Les expériences des deux banques centrales sont similaires à bien des égards. Lorsque les attentes ont commencé à changer, les objectifs de rendement sont finalement devenus insoutenables. Dans les deux cas, les banques centrales ont eu du mal à s’extirper d’une politique qui n’était plus adaptée à leurs économies et de plus en plus mise à l’épreuve par des traders obligataires nerveux.

Mais il existe également des différences importantes, dont les plus pertinentes concernent le mode de sortie de la politique. La Fed a cherché à défendre son ancrage pendant plusieurs trimestres, externalisant ainsi la création de ses réserves au gré de la demande des investisseurs. Lorsque les investisseurs ont vendu des obligations, la Fed a dû les acheter pour maintenir l’ancrage des rendements. Pour acheter ces obligations, la Fed a créé de nouvelles réserves bancaires. Ainsi, en s’engageant dans un peg, la banque centrale a transmis le contrôle du volume des réserves aux acteurs privés du marché obligataire. Cela a conduit à une mauvaise politique monétaire, exacerbant l’inflation et conduit à une crise institutionnelle. En revanche, la défense de ses objectifs par la RBA s’est effondrée assez rapidement. Lorsque la RBA a changé de tactique, les obligations à trois ans ont rapporté plus de sept fois leur taux cible alors que la banque centrale avait acheté 60 % des obligations en question.

Y a-t-il des leçons pour le Japon ? Les négociants en obligations sondent l’engagement de la BoJ, et le marché du JGB est de plus en plus brisé et dominé par les avoirs de la banque centrale. Aujourd’hui, les taux directeurs au Japon sont négatifs, même si les marchés anticipent une hausse de 0,15 point de pourcentage d’ici la fin de l’année, et progressivement par la suite. Le marché a peut-être tort, mais il parie que la bataille de plusieurs décennies contre la déflation est terminée et que la politique YCC n’est plus appropriée.

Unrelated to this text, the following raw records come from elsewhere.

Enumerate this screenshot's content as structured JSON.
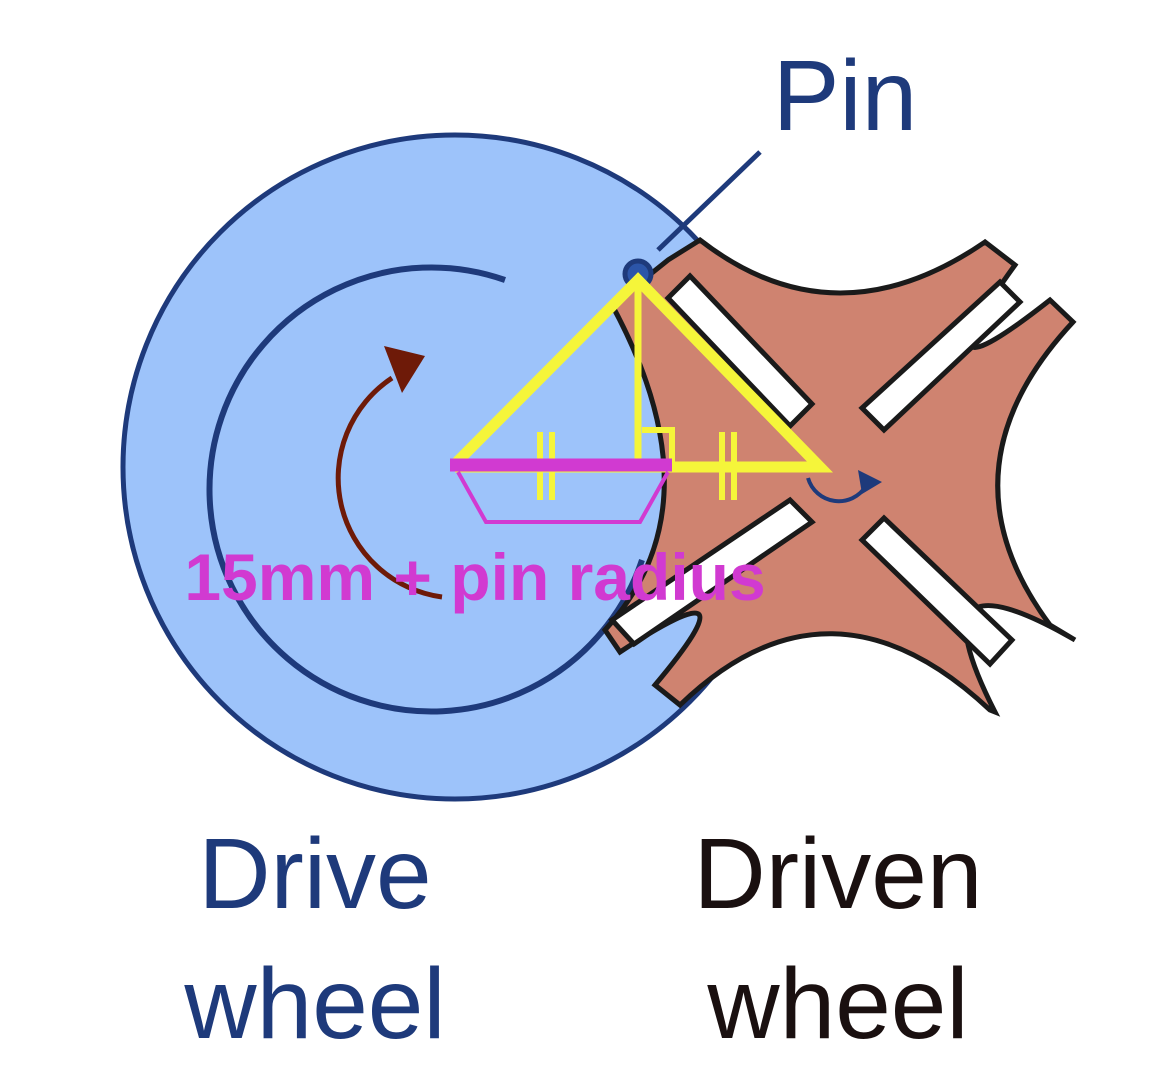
{
  "labels": {
    "pin": "Pin",
    "dimension": "15mm + pin radius",
    "drive_line1": "Drive",
    "drive_line2": "wheel",
    "driven_line1": "Driven",
    "driven_line2": "wheel"
  },
  "colors": {
    "drive_fill": "#9dc3fa",
    "drive_stroke": "#1e3a7b",
    "driven_fill": "#cf8370",
    "driven_stroke": "#1a1a1a",
    "rotation_arrow": "#6e1a08",
    "construction": "#f5f53a",
    "dimension": "#d13ad1",
    "driven_text": "#1a1010"
  }
}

Les risques pour la stabilité financière d’une rupture à la hausse des rendements des JGB pourraient pencher davantage vers une « combustion lente » que vers un « chaos du marché » – avec le plus grand impact peut-être ressenti dans une nouvelle diminution de la demande japonaise d’obligations d’État étrangères. Oui, il y aura des pertes de papier pour la BoJ avec la hausse des taux. Mais il est peu probable que cela se traduise par des pertes réalisées selon les règles comptables de la BoJ, compte tenu de leur traitement des obligations détenues jusqu’à leur échéance. Et le profil d’échéance du portefeuille de la BoJ est étonnamment court, ce qui lui donne la flexibilité de réagir aux conditions en ajustant son bilan en décidant si et comment réinvestir le produit des obligations arrivant à échéance. Mais la BoJ n’aurait jamais dû adopter YCC en premier lieu. Son dénouement était inévitable.